His version of the story was that his wife had accused him of hiring a hitman to kill her and he claimed he was going to ‘lie doggo’ for a while.

Three days later his borrowed car was found abandoned and blood-splattered – with a section of bandaged lead piping in the boot – at the cross-Channel port of Newhaven, East Sussex.

There has been no concrete clue to his whereabouts since. If still alive today, he would be 82.

In an interview earlier this year, Lady Lucan said she believed that ‘he got on a ferry and jumped off mid-Channel, and was chopped up by the propeller – which is why his body was never found’.

She said that as a powerboat racer he had a detailed knowledge of propellers and would have known precisely where to jump so his remains were destroyed.

She had recently written a book about the mystery, telling of her joyless marriage to the professional gambler.

An inquest jury at a coroner’s court named Lord Lucan, in his absence, as the murderer of Mrs Rivett – making him the last person in Britain to be declared a murderer by an inquest jury, before the procedure was outlawed. He was never convicted in a criminal court.

Both his son George, a merchant banker, and younger daughter Camilla, a QC, had publicly made clear that their father should not be assumed culpable, to the fury of their mother.

Last night it was unclear whether all her family had been told of her death as they have been estranged for many years.

Her daughters Frances, 52, and Camilla, 47, and son George, 50, as well as her sister Christina Shand Kydd, who was distantly related by marriage to Princess Diana, have not been in contact with her for decades.

Lady Lucan had five grandchildren but never met any of them.

She lived alone in a two-bedroom mews cottage which was originally bought as a guest house during her ill-fated marriage to Lucan and provided a temporary home for her husband when they separated after he lost a bitter battle for custody of their children.

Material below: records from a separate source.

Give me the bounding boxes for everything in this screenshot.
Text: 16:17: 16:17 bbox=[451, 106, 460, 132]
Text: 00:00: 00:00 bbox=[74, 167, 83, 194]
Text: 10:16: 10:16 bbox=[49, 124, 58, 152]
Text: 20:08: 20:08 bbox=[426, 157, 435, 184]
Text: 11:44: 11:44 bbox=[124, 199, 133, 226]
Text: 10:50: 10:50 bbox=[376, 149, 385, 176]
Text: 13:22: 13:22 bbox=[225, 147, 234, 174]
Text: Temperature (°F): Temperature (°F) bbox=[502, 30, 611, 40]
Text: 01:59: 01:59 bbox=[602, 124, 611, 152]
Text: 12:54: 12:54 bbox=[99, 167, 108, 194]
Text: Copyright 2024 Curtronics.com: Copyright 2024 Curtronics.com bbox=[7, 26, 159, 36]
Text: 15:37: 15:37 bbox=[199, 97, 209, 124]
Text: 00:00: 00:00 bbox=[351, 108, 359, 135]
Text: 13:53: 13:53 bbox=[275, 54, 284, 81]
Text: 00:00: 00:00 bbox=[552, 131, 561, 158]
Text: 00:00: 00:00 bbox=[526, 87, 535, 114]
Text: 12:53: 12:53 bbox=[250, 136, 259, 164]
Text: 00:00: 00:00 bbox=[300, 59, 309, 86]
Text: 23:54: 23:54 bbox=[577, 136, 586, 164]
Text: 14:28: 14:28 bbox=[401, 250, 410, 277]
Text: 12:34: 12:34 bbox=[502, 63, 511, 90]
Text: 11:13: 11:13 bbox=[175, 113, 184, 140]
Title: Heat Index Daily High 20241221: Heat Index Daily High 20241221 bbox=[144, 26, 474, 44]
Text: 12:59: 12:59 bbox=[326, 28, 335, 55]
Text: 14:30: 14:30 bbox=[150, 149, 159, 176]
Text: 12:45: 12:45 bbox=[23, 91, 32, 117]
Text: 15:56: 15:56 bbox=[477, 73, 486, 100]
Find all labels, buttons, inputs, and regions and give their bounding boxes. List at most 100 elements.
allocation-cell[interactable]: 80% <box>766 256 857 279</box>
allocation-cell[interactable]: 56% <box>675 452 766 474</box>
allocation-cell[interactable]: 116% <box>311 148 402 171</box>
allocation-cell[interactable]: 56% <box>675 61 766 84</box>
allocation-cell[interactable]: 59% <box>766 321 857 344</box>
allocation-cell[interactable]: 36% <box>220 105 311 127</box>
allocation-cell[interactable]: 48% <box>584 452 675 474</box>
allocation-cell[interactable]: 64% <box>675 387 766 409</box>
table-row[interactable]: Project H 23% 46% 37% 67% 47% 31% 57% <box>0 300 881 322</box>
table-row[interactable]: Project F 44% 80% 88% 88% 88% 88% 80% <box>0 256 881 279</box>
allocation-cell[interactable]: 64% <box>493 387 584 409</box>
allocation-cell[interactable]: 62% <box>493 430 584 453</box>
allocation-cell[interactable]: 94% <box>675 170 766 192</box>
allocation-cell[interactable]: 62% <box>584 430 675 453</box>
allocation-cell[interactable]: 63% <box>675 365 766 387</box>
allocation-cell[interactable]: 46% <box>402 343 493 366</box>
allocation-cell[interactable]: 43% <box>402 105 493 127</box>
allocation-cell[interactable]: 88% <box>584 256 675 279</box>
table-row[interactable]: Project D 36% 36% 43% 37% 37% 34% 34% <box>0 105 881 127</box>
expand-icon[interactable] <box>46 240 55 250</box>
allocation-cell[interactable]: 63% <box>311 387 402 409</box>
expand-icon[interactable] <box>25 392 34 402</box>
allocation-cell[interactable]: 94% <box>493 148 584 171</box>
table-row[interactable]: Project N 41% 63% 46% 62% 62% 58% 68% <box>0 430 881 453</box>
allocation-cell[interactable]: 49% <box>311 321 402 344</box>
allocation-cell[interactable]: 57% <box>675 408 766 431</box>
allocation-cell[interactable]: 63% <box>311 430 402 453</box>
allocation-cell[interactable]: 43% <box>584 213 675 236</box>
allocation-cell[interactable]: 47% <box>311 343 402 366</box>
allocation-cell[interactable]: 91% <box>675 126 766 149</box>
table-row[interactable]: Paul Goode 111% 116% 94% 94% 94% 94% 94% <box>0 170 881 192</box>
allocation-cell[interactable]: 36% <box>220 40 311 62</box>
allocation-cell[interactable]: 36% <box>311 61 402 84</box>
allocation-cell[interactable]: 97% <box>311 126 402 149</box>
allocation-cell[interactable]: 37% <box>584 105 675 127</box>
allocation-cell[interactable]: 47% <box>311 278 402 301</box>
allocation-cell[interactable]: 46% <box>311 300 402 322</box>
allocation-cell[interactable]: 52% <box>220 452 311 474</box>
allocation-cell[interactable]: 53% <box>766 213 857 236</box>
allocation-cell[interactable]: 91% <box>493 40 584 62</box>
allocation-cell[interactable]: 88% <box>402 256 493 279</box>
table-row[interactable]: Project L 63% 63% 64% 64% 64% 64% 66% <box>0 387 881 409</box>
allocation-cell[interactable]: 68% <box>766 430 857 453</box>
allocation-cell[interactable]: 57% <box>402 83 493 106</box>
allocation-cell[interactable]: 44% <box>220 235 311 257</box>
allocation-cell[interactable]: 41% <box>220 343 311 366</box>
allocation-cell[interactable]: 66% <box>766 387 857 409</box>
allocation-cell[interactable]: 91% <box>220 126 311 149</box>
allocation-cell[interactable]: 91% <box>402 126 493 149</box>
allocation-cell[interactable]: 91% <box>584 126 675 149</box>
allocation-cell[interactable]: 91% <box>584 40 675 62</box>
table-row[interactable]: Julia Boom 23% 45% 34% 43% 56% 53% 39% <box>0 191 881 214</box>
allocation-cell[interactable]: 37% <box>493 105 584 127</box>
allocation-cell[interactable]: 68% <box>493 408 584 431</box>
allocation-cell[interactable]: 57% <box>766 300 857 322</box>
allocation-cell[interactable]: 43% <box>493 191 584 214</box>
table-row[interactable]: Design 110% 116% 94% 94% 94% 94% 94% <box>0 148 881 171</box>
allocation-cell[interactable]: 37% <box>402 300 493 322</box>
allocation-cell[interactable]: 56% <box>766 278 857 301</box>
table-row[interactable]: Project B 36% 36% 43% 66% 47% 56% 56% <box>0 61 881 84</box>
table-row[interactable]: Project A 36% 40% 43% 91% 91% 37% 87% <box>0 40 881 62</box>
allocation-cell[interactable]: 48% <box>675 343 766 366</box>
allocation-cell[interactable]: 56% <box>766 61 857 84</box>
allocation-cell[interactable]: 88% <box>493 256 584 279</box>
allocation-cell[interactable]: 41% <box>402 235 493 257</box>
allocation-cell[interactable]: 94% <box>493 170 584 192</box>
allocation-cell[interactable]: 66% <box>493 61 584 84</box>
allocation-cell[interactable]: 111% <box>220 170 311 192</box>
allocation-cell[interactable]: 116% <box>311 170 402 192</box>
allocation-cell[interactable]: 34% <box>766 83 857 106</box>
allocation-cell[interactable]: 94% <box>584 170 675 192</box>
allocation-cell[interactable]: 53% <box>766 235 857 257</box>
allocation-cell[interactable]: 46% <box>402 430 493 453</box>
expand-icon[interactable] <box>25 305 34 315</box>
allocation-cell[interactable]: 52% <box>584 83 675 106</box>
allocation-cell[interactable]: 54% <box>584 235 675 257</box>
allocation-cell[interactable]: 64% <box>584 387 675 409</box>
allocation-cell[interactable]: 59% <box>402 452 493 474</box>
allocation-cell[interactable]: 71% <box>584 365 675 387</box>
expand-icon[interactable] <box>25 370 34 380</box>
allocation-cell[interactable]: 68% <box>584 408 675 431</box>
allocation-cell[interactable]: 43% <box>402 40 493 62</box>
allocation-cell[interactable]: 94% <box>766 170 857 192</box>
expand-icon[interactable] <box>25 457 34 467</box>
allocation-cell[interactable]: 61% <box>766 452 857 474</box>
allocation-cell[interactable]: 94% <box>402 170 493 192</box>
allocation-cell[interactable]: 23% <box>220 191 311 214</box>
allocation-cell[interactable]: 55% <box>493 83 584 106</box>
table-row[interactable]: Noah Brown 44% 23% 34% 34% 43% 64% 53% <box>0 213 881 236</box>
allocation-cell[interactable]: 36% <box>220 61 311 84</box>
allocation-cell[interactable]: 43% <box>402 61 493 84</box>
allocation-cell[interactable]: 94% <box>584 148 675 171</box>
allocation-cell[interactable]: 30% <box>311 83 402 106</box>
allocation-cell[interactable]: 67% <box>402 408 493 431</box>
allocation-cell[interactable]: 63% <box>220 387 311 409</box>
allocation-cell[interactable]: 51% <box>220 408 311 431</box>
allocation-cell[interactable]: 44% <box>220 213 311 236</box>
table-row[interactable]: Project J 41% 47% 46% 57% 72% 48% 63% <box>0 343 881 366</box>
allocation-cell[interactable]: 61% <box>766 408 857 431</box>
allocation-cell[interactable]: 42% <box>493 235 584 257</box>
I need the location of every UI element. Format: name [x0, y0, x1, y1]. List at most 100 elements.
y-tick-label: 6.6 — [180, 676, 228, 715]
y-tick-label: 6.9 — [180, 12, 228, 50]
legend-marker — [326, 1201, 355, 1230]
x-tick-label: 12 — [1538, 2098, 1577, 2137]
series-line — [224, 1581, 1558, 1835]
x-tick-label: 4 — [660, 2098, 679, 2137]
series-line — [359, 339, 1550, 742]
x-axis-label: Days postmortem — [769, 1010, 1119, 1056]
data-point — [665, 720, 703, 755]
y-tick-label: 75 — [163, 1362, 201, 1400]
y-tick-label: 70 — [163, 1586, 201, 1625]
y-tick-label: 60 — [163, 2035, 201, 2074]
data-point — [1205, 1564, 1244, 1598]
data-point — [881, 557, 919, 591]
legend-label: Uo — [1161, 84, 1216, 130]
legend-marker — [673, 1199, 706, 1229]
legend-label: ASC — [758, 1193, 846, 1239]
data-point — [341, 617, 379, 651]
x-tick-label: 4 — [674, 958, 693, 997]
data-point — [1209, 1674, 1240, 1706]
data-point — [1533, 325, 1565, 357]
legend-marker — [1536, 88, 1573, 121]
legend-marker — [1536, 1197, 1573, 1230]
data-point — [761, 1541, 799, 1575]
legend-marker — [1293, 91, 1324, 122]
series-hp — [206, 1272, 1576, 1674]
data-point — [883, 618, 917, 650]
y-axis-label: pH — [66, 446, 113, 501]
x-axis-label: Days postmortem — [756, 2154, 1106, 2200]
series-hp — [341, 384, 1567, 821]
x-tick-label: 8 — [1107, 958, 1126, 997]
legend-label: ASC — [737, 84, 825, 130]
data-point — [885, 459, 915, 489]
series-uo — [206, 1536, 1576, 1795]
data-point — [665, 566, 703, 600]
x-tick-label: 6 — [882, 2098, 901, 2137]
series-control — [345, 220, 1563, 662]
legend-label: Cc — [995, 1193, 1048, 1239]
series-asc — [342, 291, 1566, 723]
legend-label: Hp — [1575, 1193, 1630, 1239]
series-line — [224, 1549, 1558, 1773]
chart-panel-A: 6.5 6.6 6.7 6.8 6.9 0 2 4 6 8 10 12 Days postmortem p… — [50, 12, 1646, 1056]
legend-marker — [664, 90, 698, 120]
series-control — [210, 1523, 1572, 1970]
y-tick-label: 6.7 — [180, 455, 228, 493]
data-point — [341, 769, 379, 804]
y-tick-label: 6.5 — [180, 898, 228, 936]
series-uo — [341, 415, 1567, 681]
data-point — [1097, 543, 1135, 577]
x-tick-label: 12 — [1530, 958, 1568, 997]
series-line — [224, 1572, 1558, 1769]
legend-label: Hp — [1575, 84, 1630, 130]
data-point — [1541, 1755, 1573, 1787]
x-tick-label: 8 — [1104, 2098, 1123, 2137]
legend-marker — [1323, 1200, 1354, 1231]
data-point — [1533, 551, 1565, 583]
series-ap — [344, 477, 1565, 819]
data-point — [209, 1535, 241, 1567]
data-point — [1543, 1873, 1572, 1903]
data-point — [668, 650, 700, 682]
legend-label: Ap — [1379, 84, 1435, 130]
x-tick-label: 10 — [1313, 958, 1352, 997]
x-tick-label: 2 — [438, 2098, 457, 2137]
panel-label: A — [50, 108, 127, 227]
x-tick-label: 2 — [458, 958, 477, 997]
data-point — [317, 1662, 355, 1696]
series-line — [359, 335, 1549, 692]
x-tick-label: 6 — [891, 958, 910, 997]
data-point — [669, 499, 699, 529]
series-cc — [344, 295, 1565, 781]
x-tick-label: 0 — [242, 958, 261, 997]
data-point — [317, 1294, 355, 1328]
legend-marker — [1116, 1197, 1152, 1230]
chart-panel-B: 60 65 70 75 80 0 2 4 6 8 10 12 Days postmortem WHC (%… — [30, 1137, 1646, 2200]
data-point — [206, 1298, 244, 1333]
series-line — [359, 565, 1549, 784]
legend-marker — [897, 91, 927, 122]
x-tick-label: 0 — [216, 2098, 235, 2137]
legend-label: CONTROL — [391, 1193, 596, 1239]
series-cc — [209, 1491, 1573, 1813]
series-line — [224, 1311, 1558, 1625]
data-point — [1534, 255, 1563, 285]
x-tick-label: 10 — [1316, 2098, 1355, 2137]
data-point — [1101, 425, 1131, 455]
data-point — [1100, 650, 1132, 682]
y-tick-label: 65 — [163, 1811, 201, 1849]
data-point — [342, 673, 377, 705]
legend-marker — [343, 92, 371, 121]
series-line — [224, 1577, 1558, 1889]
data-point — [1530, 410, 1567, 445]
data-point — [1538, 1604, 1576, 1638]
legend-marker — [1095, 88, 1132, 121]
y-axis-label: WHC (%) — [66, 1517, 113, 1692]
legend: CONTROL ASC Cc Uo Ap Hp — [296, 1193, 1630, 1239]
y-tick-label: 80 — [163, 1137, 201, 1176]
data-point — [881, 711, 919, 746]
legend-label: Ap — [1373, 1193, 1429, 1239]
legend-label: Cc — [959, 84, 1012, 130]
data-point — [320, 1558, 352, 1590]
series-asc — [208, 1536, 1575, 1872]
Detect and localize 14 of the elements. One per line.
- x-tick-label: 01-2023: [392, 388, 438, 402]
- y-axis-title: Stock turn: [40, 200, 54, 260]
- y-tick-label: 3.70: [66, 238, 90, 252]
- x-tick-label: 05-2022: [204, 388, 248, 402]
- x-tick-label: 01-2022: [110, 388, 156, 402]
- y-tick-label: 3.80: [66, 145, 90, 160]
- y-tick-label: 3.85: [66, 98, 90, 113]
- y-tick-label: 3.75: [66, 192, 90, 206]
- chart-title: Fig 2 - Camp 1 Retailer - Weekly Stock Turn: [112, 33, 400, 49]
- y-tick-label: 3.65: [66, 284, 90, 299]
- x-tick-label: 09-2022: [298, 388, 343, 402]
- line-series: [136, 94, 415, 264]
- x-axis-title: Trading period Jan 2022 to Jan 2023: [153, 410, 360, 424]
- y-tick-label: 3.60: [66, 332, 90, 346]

She moved into it three years after his disappearance.

It is just a stone’s throw from the five-storey family home in Lower Belgrave Street where the murder happened.

Earlier this year, she said: “I don’t fear dying alone – not at all. But I do fear dependency. I’d find that very depressing. It would be horrible to feel you were a burden.

“Your faculties start to fade when you reach 80, so I’ve been thinking about my death. I’d quite enjoy the rest of my life if I knew it was not going to end in something horrific. I’ve given it some thought and I support the idea of assisted suicide.”

She campaigned for assisted euthanasia and said she hoped to slip away peacefully before disease or dementia debilitate her.